Come avete illustrato al convegno La forza della leggerezza (Mirandola, 18 settembre 2012), oltre ad avere messo in sicurezza gran parte del patrimonio artistico danneggiato in seguito al terremoto in Abruzzo, gli interventi effettuati con i vostri sistemi su monumenti dell’Emilia (come il campanile di Ganaceto, per esempio), negli anni precedenti al sisma, hanno dato prova della capacità delle fibre di carbonio di conferire resistenza alle strutture, considerando che sono rimaste intatte, diversamente da quelle che erano state rinforzate con sistemi tradizionali e che hanno riportato gravi danni, se non sono crollate completamente. È stato un collaudo involontario, che ci auguriamo non si ripeta mai più. Mentre, tornando ai test da voi effettuati sul nuovo sistema BETONTEX con le nuove resine IPN, quali sono stati gli altri risultati importanti?

In un campione rotto appositamente per essere analizzato al microscopio elettronico, abbiamo visto che la resina riesce a penetrare bene all’interno del filo formato da migliaia di singoli filamenti molto sottili (7-8 micron di diametro), consentendo a ciascun filamento di contribuire a sostenere i carichi. Non solo, ma la matrice risulta molto bene adesa alla fibra, tant’è che, anche nel cuore del campione visibile in seguito alla rottura, la fibra risulta ancora sporca della matrice utilizzata.

In una prova di applicazione di un laminato su una trave di cemento armato, sottoposta a flessione in quattro punti, fino a completa frattura e delaminazione, abbiamo constatato che il laminato si è staccato dalla trave strappando il calcestruzzo, per rottura a taglio del calcestruzzo, indice di un altissimo grado di adesione.

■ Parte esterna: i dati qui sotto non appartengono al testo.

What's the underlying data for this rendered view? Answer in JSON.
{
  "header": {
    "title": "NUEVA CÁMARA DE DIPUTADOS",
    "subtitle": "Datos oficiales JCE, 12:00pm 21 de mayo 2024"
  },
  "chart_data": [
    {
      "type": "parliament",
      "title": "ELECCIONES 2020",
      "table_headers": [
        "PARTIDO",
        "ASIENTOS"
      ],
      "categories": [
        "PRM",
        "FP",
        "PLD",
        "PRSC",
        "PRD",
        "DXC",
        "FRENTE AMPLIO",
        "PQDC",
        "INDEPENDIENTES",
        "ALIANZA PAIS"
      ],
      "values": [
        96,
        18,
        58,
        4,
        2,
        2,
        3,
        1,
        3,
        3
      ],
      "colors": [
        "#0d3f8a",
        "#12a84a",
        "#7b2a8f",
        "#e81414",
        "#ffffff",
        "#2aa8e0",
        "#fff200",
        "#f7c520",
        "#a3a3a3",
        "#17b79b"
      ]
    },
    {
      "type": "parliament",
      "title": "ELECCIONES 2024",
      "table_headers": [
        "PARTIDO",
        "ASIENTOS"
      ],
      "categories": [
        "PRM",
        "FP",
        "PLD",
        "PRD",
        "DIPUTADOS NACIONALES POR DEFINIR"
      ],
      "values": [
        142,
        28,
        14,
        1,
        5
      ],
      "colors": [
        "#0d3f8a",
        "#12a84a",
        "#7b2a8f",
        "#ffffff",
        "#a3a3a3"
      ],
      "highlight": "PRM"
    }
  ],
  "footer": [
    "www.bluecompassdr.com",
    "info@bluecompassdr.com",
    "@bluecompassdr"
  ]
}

Nelle prove a cicli umido-secco, con metodi d’invecchiamento accelerato, abbiamo visto che, a distanza di diverse settimane, modificando ogni dodici ore le condizioni di esposizione (40 gradi con 100 per cento di umidità relativa o 60 gradi con 10 per cento di umidità relativa), i compositi ottenuti con le resine IPN hanno dimostrato una grande stabilità da un punto di vista sia estetico sia strutturale; inoltre erano assenti macchie o variazione di colore e non si sono riscontrati fessurazioni o distacchi dal supporto.

Infine, in prove di trazione per verificare l’adesione di tessuti in fibra di carbonio o di vetro in malte cementizie, abbiamo visto che l’utilizzo della resina IPN porta a un notevole aumento del carico di rottura delle fibre rispetto a fibre non trattate con queste resine; per di più, il materiale composito in questo caso non cede tutto in un colpo, ma permette tramite segnali visivi e sonori di programmare l’intervento necessario.

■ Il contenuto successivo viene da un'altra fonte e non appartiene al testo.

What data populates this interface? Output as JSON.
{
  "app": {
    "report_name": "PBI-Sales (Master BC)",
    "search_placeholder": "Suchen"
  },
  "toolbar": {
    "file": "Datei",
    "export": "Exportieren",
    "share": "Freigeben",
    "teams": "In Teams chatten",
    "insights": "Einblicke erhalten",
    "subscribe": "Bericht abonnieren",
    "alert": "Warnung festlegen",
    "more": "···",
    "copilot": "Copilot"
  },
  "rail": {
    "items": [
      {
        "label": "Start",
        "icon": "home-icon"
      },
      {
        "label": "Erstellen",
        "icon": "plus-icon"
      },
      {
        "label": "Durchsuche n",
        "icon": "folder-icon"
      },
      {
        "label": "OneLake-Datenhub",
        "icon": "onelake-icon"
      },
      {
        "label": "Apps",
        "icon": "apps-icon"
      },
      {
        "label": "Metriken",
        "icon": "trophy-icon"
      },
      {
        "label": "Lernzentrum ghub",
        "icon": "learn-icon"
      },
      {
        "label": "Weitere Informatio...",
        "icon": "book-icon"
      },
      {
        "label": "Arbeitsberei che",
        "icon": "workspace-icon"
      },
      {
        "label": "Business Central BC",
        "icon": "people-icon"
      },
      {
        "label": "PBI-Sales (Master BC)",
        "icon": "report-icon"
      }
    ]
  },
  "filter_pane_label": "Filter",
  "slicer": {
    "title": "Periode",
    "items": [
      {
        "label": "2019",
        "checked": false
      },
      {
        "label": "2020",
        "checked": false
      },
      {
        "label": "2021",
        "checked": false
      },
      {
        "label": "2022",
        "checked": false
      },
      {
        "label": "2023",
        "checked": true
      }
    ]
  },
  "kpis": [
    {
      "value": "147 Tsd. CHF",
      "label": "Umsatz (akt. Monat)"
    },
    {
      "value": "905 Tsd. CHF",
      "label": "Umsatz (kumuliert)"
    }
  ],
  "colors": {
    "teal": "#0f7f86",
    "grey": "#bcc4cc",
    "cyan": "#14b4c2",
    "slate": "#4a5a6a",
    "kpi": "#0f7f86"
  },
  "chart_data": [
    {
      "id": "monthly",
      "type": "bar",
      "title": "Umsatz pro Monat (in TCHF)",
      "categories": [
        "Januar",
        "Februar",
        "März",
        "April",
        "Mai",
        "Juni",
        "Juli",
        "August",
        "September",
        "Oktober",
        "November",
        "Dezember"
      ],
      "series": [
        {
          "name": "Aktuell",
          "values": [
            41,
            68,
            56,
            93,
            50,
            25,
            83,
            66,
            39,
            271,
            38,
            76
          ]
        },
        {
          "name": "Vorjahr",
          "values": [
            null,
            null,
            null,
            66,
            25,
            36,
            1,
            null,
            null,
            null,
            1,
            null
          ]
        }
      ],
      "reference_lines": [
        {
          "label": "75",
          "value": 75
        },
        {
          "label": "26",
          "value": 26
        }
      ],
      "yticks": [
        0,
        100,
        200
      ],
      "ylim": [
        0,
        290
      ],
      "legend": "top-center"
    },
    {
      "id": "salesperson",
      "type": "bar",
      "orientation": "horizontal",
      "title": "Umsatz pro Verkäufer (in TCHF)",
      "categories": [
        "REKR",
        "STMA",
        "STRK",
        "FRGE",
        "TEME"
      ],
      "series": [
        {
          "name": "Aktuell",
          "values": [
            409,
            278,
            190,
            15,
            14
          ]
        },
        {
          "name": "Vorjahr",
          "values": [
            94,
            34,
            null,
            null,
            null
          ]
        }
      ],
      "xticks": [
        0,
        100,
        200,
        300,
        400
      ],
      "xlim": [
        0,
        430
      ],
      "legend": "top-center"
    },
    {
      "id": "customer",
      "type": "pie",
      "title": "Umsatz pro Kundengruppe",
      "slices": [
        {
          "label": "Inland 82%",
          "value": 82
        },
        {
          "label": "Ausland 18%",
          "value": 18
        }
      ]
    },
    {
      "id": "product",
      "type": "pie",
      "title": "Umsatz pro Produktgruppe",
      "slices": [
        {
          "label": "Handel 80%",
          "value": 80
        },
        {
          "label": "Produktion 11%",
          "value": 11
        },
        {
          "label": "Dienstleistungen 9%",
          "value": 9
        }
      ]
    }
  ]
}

Dopo questi risultati eccellenti, non ci sorprende che il Salone del Restauro abbia dedicato allo stand di Ardea una posizione di prestigio, accanto a quello del Ministero dei Beni culturali, che potrà prendere atto dell’impegno da voi profuso nella ricerca incessante di "tecnologie al servizio della storia".

Sicuramente i nuovi ritrovati di Ardea Progetti e Sistemi daranno una svolta alle tecnologie dei compositi, in particolare alle nuove tecniche che prevedono l’impiego di malte quali matrici al posto delle resine epossidiche, rendendo queste tecnologie più compatibili con le esigenze specifiche dei monumenti storici.